According to information obtained by Haaretz, Talansky initially agreed to serve as a guarantor for the organization's debts. But after the organization failed to repay the money, Talansky's guarantee was called in. Talansky has apparently not yet been fully repaid for that outlay, and police are investigating whether this constituted an illegal transfer of funds.

The organization's name cannot be published due to the gag order on the case.

During Olmert's mayoral race, the organization handled his campaign's finances. It later received reimbursement from the state for some of its campaign expenses, in accordance with the law, but because Olmert's faction won fewer seats than expected on the city council, the amount it received did not cover all of its expenditures, leaving the organization with hefty debts.

To cover these debts, the organization continued to solicit donations even after the election was over. In the end, however, it had to call in Talansky's guarantee.

Haaretz reported in the past that the organization's debts had been paid, but how they were paid remained unclear; apparently, the organization relied on a third party to cover the repayment. At the time, none of the people involved in the organization's activities were willing to comment on how the debts had been paid. Olmert's office said at the time that he was not a member of the organization and was not involved in its affairs.

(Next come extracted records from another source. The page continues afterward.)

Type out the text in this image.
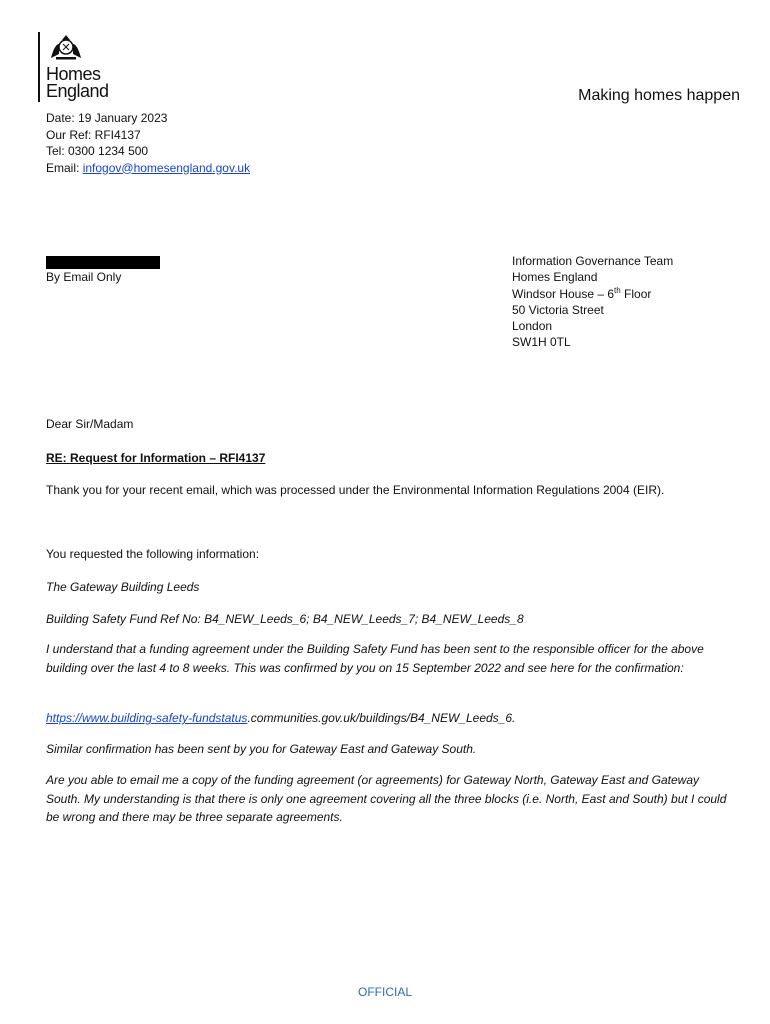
Homes
England	Making homes happen
Date: 19 January 2023
Our Ref: RFI4137
Tel: 0300 1234 500
Email: infogov@homesengland.gov.uk
By Email Only
Information Governance Team
Homes England
Windsor House – 6th Floor
50 Victoria Street
London
SW1H 0TL
Dear Sir/Madam
RE: Request for Information – RFI4137
Thank you for your recent email, which was processed under the Environmental Information Regulations 2004 (EIR).
You requested the following information:
The Gateway Building Leeds
Building Safety Fund Ref No: B4_NEW_Leeds_6; B4_NEW_Leeds_7; B4_NEW_Leeds_8
I understand that a funding agreement under the Building Safety Fund has been sent to the responsible officer for the above building over the last 4 to 8 weeks. This was confirmed by you on 15 September 2022 and see here for the confirmation:
https://www.building-safety-fundstatus.communities.gov.uk/buildings/B4_NEW_Leeds_6.
Similar confirmation has been sent by you for Gateway East and Gateway South.
Are you able to email me a copy of the funding agreement (or agreements) for Gateway North, Gateway East and Gateway South. My understanding is that there is only one agreement covering all the three blocks (i.e. North, East and South) but I could be wrong and there may be three separate agreements.
OFFICIAL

Then-state comptroller Eliezer Goldberg ruled in 1998 that deficits run up by an organization working on behalf of a candidate constitute an illegal campaign contribution, unless the candidate can prove that his faction covered the deficit via legal contributions. By law, those who are legally liable for such illegal contributions include the candidate on whose behalf the organization campaigned.

Police are currently investigating whether Olmert illegally received hundreds of thousands of dollars from Talansky, or from a third party via Talansky, during his tenure both as mayor of Jerusalem (1993-2003) and as industry, trade and employment minister (2003-2006). Olmert, at a press conference last Thursday, claimed that all the money constituted legal campaign contributions to his various electoral campaigns. He also said that attorney Uri Messer, another suspect in the case, was the only one who dealt with this money.

A third suspect is Olmert's former office manager, Shula Zaken, who is suspected of involvement in obtaining the money from Talansky.

Attorneys for all three suspects refused to comment on the latest report yesterday. Olmert's lawyer, Navot Tel Tzur, said he could not comment while the case is still under investigation.